Smexy, according to my friend's 17 year old daughter and some who-knows-how-reputable websites such as internetslang.com and yahooanswers.com, means smart and sexy or possibly lip smackingly sexy.
So, I'm thinking smexy really should not be associated with middle school in any way. However, when I checked out the link, I found out the purpose of the profile. It consisted of dozens of different posts, each containg two photos. Each photo was of a middle school kid, fully clothed, only one bikini pic, thank God, with various poses and expressions ranging in provacativity from a sunny smile while holding a puppy to the pouty duck lipped face of a girl in a low cut tank top. In the name of gender equality there was even a section for the young dudes of the school. First names of the kids are shown. In the captions the site's followers are invited to vote for who is the smexier of the two.
I think my daughter is gorgeous, the most beautiful, precious young woman on earth.

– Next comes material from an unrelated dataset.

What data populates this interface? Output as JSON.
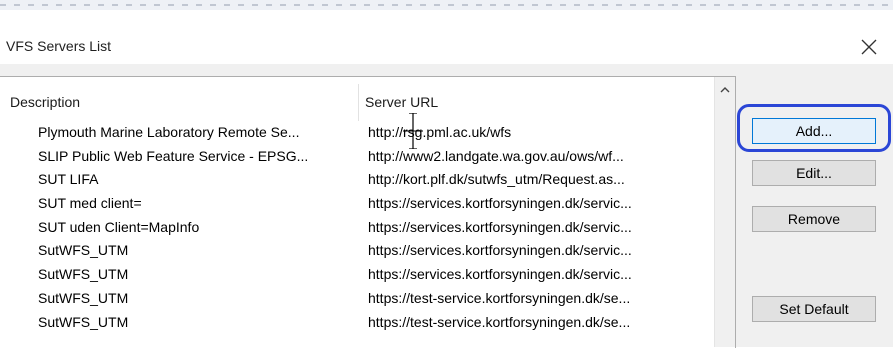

The voters, not so much. She got three votes. The other girl got about a dozen. I know it is so, so shallow, but this broke my heart. The typical middle school girl's spirit is delicate, easily crushed. They so desire to be loved and admired, especially by their peers. I could tell her all day long that she is beautiful, but a compliment or insult from a fellow student makes an exponentially larger impact. My sweet girl looks a little like I did when I was her age, tall and really skinny, huge eyes, long neck, big lips. But when you grow out of the gawky phase and into your features, these attributes become tall and slender, big eyes, graceful, swan like neck, full lips. Middle school kids can't see much past today though. They can't see the beauty and grace they will grow into.
More importantly, however, as this contest illustrates, they tend to not pay attention to anything past physical beauty. For example, I know my daughter loves animals, hates math, adores her baby brother, believes in a loving God, wants to be a famous author, and will bake a cake at 9 o clock at night just because she and I think some chocolate sounds yummy. I want to hope as these kids get older they will start to appreciate other aspects of their peers besides their looks. Will that happen? My daughter is a quiet, "good girl" at school. When you get to know her, the real giggly, silly, talkative nature emerges. But that involves actually taking the time to get to know her.

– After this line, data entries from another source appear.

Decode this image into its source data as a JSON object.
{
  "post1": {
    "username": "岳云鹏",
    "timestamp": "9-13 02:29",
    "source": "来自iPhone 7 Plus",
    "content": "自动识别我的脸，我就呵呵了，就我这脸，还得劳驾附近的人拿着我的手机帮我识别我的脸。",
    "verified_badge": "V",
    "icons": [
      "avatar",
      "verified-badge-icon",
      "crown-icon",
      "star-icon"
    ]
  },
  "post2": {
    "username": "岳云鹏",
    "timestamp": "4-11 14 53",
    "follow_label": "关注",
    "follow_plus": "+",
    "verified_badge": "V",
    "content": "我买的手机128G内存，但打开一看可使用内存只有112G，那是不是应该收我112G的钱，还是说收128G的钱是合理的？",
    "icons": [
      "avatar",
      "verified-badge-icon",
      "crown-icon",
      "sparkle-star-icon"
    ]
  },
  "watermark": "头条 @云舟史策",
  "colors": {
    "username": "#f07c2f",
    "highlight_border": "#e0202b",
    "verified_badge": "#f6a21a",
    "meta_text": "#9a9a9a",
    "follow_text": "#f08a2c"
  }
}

She didn't tell me about the Facebook profile. Typically she only keeps things to herself that bother her or that she is ashamed of. There is no shame in wanting to be considered attractive. I just pray that she eventually appreciates the other parts of her lovely self. Of course I do encourage her to take care of her physical body, exercise, eat something on occasion besides junk food, wash her face at night, we give each other manicures etc. That is just healthy and balanced. It is a lot, though, to expect middle school society to embrace inner beauty, unrealistic when I was there and unrealistic now as well. It is my job, however to nurture her spirit, her soul and to help her blossom into a beautiful person.
Now as a parent, often objectivity is out of the question. One can be too close to a situation to really see it clearly. Do I bring up this facebook profile in conversation? What do you think of these beauty contests, harmless or hurtful?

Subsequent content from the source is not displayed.